Azirim
E quando il secondo solstizio ebbe davvero inizio, molti insonni e Ahamkara vennero nella Città Sognante per celebrare il delirante piacere di essere vivi. Gli ospiti si recarono nei Giardini di Esila, e Azirim fu l'ultimo. Vedendolo arrivare, Esila gli disse: "Ah! Spavaldo. Credi davvero di esserti guadagnato il diritto di venire qui?"
La risposta di Azirim non si fece attendere. "Prego, saggia signora. Ho vagato per i mondi e per le stelle. Sono qui solo per congratularmi con la tua gente. Prestami orecchio e ti dimostrerò che la tua indulgenza nei miei confronti non andrà sprecata."
Ed Esila gli disse: "Abbiamo spesso prestato orecchio alle tue indiscrezioni. So cosa succede quando ci affidiamo a te. Non ho bisogno di rassicurazioni."
La replica di Azirim: "Le mie indiscrezioni? Saggia signora, lo ammetto, avrò anche bisbigliato le verità da te fornite per ingannare coloro che avrebbero ingannato me. Ma ho mai rivolto le mie fameliche zanne contro la tua gente? Ho mai tradito la tua fiducia? Riconosco i miei errori. Lascia che ti dimostri il tenore del mio cambiamento."

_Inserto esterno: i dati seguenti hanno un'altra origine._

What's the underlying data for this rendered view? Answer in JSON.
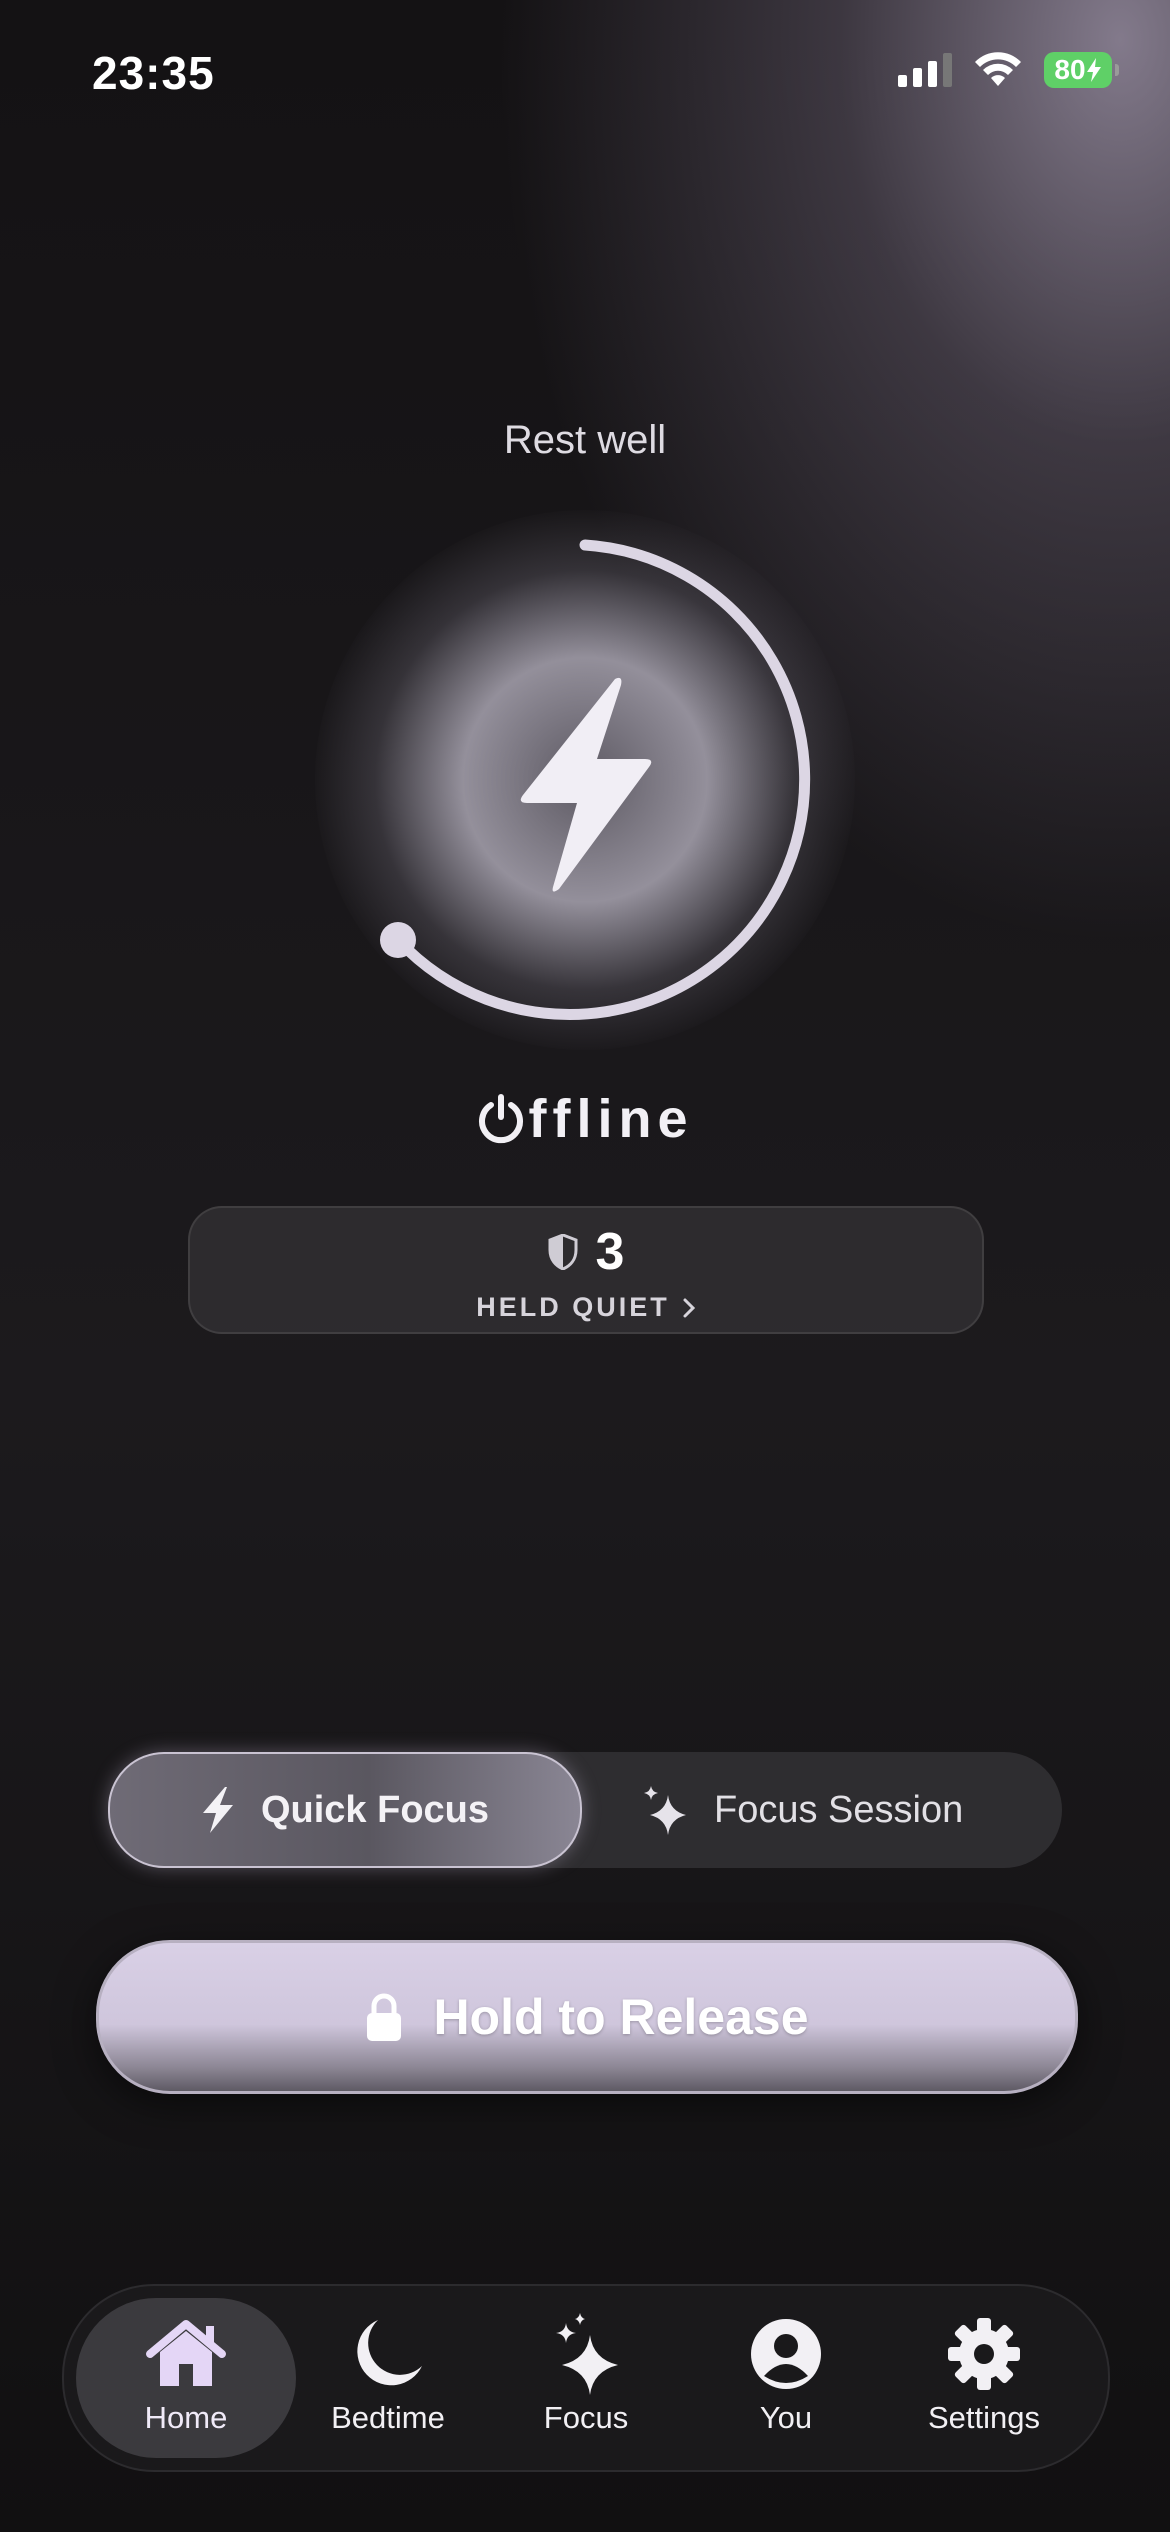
{
  "status_bar": {
    "time": "23:35",
    "battery_level": "80"
  },
  "home": {
    "greeting": "Rest well",
    "status_label": "ffline",
    "held": {
      "count": "3",
      "label": "HELD QUIET"
    }
  },
  "mode_selector": {
    "active": "Quick Focus",
    "options": [
      {
        "label": "Quick Focus",
        "icon": "bolt-icon"
      },
      {
        "label": "Focus Session",
        "icon": "sparkles-icon"
      }
    ]
  },
  "release_button": {
    "label": "Hold to Release",
    "icon": "lock-icon"
  },
  "tab_bar": {
    "active": "Home",
    "items": [
      {
        "label": "Home",
        "icon": "home-icon"
      },
      {
        "label": "Bedtime",
        "icon": "moon-icon"
      },
      {
        "label": "Focus",
        "icon": "sparkles-icon"
      },
      {
        "label": "You",
        "icon": "person-icon"
      },
      {
        "label": "Settings",
        "icon": "gear-icon"
      }
    ]
  },
  "colors": {
    "accent": "#d9d0e6",
    "battery": "#5fd067",
    "background": "#111011"
  }
}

Ed Esila, nonostante non avesse percepito il minimo tentennamento da parte di Azirim, non poteva resistere a un aneddoto di redenzione. Esila allungò la mano verso Azirim, benevola. E gli disse: "Unisciti a noi e divertiti, ma prima voglio ascoltare la tua testimonianza."

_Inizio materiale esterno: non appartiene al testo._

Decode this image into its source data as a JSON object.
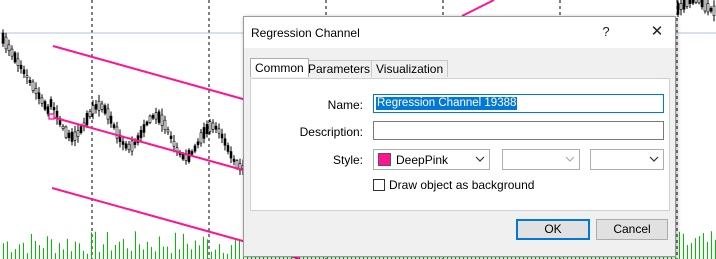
{
  "dialog": {
    "title": "Regression Channel",
    "help_glyph": "?",
    "close_glyph": "✕",
    "tabs": [
      {
        "label": "Common",
        "active": true
      },
      {
        "label": "Parameters",
        "active": false
      },
      {
        "label": "Visualization",
        "active": false
      }
    ],
    "fields": {
      "name_label": "Name:",
      "name_value": "Regression Channel 19388",
      "description_label": "Description:",
      "description_value": "",
      "style_label": "Style:",
      "color_name": "DeepPink",
      "color_hex": "#ff1493",
      "line_style": "solid",
      "line_width": "thick"
    },
    "checkbox": {
      "label": "Draw object as background",
      "checked": false
    },
    "buttons": {
      "ok": "OK",
      "cancel": "Cancel"
    }
  },
  "chart": {
    "channel_color": "#ff1493",
    "bar_color": "#000000",
    "volume_color": "#00c000",
    "grid_color": "#000000",
    "level_line_color": "#b0c4d8"
  }
}
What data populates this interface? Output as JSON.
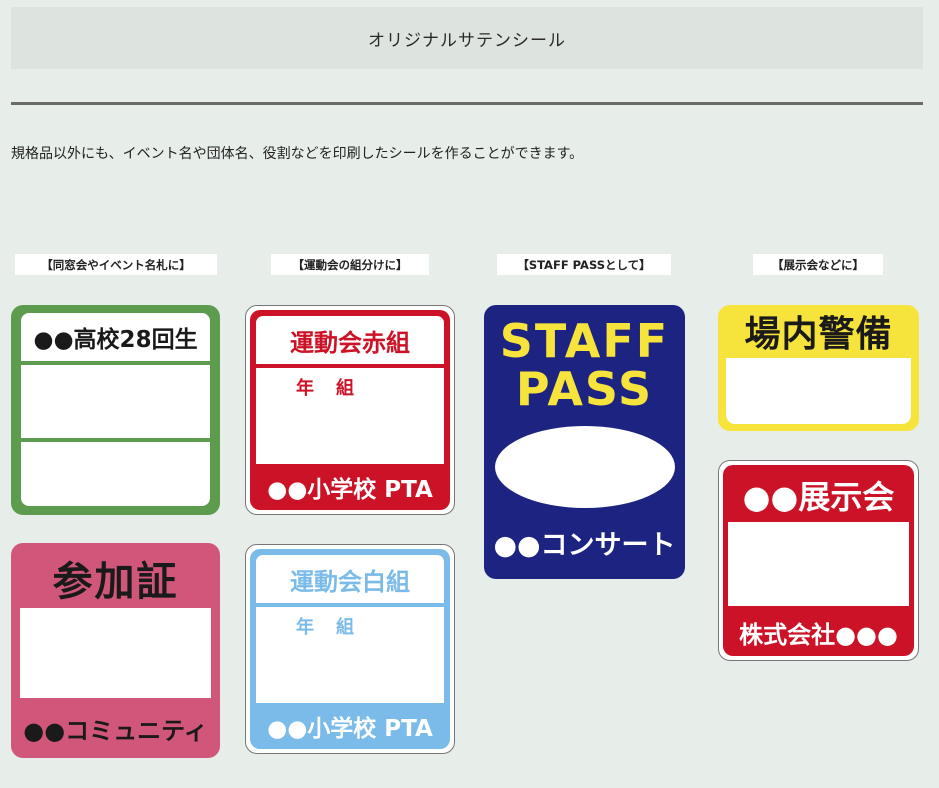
{
  "page": {
    "title": "オリジナルサテンシール",
    "description": "規格品以外にも、イベント名や団体名、役割などを印刷したシールを作ることができます。"
  },
  "captions": [
    "【同窓会やイベント名札に】",
    "【運動会の組分けに】",
    "【STAFF PASSとして】",
    "【展示会などに】"
  ],
  "stickers": {
    "alumni": {
      "header": "●●高校28回生",
      "color": "#5d9c4f"
    },
    "sanka": {
      "header": "参加証",
      "footer": "●●コミュニティ",
      "color": "#d1577a"
    },
    "red_team": {
      "header": "運動会赤組",
      "grade": "年　組",
      "footer": "●●小学校 PTA",
      "color": "#cc1226"
    },
    "white_team": {
      "header": "運動会白組",
      "grade": "年　組",
      "footer": "●●小学校 PTA",
      "color": "#7abbe9"
    },
    "staff": {
      "line1": "STAFF",
      "line2": "PASS",
      "footer": "●●コンサート",
      "color": "#1d2380",
      "accent": "#f6e33c"
    },
    "security": {
      "header": "場内警備",
      "color": "#f6e33c"
    },
    "exhibition": {
      "header": "●●展示会",
      "footer": "株式会社●●●",
      "color": "#cc1226"
    }
  }
}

A fronte di tale invito, Azirim chinò il capo crestato, sorrise tra sé e parlò per concessione di Esila. Raccontò dei numerosi rimpianti per aver ingannato gli affabili mercanti nella capitale di Interamnia. Raccontò dell'aiuto prestato alle Corsare viandanti che non avrebbero potuto sfuggire all'eliopausa senza il suo aiuto. Raccontò del suo viaggio per recuperare l'eutecnologia sottratta a Pallas dagli empi saccheggiatori dei caduti, e fece il nome degli amici e di coloro che mostrarono gentilezza nei suoi confronti. E dai gioviali schiamazzi che permeavano i lussureggianti Giardini di Esila giunsero aspiranti tecnidi e giovani Corsare dalle guance rubizze. Si sedettero nell'erba rugiadosa e ascoltarono. E mentre loro ascoltavano e Azirim parlava, il suo appetito montava. Calò la notte sulla Città Sognante.
E Azirim disse a coloro che lo ascoltavano rapiti: "Venite. Lasciate che vi narri della vostra estinzione. Che vi canti di vite perdute in luoghi bellissimi, o pubblico mio. Cantate con me! Cantate!" Li esortò ad alzarsi per condurli, cantanti e festanti, lontano dai Giardini di Esila. Spiegò le ali e volò nell'aria vuota oltre le scogliere scoscese che circondavano i giardini. E a coloro che osservavano i giardini, dai padiglioni lontani, sembrò una gioiosa parata. Un coro ebbro di felicità.
E non udirono i canti interrompersi.
E non udirono il rumore dei corpi che si sfracellavano contro la parete di roccia sottostante.
E non videro Azirim ergersi o ridere. O fuggire.